Not all of the feedback was against the current approach.
“My children are both being very successful with the Healthy Start Time,” Diana Toomey Wilson, mother of a freshman and a senior, said. “…They’re both arriving at school without being so stressed. They really show up, lit up and they come home feeling good. They’re both smiling when they come home. So I think it’s taken a lot of the angst out of their approach to their day.”
Hosten said, “I don’t want to make a decision tonight, that then just shifts the gridlock either early or earlier in different parts of town. And I also want to, you know, just say that we knew when this was initially approved, that this was going to be a big change, that would take time for people to adjust to and as Heidi has said, we’re in the third week of school. So I don’t know that it’s fair to say that this is working or not just yet.”
At Monday night’s Democratic Town Committee meeting, Hosten said, “I did abstain from the vote because I thought we were missing a little bit of information for two schools in particular, but I think that it does make sense to delay the implementation. … I think we have to be cognizant of the fact that we are still in the middle of a global pandemic.”
The reversion is scheduled for Oct. 4. On Friday, Yordon mentioned the “two schools,” in telling NancyOnNorwalk that the unions approve of the Board’s decision.
“On behalf of the Board of Education Unions Coalition, our members agreed that there was a need for an adjustment and this reversion to 19-20 is the best of several options,” Yordon wrote. “Fewer schools will have large changes in their start times, so fewer people will be negatively impacted. Also, this is the only option that resolved the athletic concerns. No solution is perfect, however. We have members who are scrambling and anxious to put new child and elder care arrangements in place, just like the parents in the community. We need Fox Run and Kendall to have a clear plan as soon as possible or they will not be ready on October 4.”

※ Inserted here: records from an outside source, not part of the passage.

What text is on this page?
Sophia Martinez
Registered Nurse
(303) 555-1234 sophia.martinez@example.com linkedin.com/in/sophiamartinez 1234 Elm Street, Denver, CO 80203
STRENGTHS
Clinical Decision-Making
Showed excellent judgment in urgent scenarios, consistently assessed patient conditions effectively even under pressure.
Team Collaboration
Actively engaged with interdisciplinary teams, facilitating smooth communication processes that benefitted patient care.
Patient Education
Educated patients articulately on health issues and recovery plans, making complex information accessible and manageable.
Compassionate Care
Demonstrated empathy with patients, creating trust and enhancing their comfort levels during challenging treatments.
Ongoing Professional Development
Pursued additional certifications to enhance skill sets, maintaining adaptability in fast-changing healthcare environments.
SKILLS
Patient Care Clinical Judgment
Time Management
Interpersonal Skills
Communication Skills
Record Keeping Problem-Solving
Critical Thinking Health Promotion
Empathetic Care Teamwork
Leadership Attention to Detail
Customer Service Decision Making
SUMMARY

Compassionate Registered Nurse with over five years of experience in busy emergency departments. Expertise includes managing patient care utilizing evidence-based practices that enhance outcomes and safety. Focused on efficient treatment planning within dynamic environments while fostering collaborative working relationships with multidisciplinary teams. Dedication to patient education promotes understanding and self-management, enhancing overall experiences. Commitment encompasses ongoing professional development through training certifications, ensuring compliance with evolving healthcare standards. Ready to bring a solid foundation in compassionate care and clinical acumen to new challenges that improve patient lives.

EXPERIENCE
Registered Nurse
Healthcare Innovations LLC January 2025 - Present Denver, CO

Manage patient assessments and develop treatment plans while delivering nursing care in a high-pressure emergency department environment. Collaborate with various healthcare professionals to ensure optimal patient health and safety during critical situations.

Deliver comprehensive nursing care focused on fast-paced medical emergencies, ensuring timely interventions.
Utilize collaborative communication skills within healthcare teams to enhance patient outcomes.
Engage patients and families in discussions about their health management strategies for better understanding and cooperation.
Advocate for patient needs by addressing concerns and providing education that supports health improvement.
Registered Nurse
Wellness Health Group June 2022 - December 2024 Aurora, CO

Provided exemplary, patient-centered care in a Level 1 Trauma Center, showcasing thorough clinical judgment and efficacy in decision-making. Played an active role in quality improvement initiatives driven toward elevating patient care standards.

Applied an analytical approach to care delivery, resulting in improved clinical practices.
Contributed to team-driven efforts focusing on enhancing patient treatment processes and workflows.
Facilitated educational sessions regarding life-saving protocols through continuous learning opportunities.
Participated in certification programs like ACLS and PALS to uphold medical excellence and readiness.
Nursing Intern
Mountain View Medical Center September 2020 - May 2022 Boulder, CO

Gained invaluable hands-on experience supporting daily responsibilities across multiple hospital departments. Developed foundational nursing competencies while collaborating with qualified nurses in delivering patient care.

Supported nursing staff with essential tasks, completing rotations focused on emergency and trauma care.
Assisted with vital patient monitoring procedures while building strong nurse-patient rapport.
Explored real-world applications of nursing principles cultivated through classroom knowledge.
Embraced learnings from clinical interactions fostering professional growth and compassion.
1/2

Former BoE member Bryan Meek had criticisms.
“This issue really stems from over-development in Norwalk, and not building a SoNo school,” he said last week. “So you can rejigger the schedule all you want, but it’s not going to fix the problem. The problem is, is we don’t have schools in the neighborhoods where children live, and the city’s growing. Whether you like that or not, it’s a fact it’s not going to go away.”
The plan to build a new school behind the Nathaniel Ely preschool, shepherded years ago by Barbis, has fallen apart due to a dispute over the plan’s inclusion of a small amount of park space in the proposal. The Department of Energy and Environmental Protection has declined to approve a related land swap due to objections from community leaders. Without the approval, the plan is sunk.
Mayor Harry Rilling mentioned the SoNo school at Monday’s DTC meeting.
“We have a meeting coming up in the next day or two in the state of Connecticut relative to the school in South Norwalk, and presenting the plans that we have in place for that,” Rilling said. “We are moving forward with a new Cranbury school, Jefferson is being renovated-as-new as we speak. And as you know, Ponus has already been completed. Also, we’re going to be moving forward with the new Norwalk High School.”
Updated, 3:30 p.m.: Sentence removed.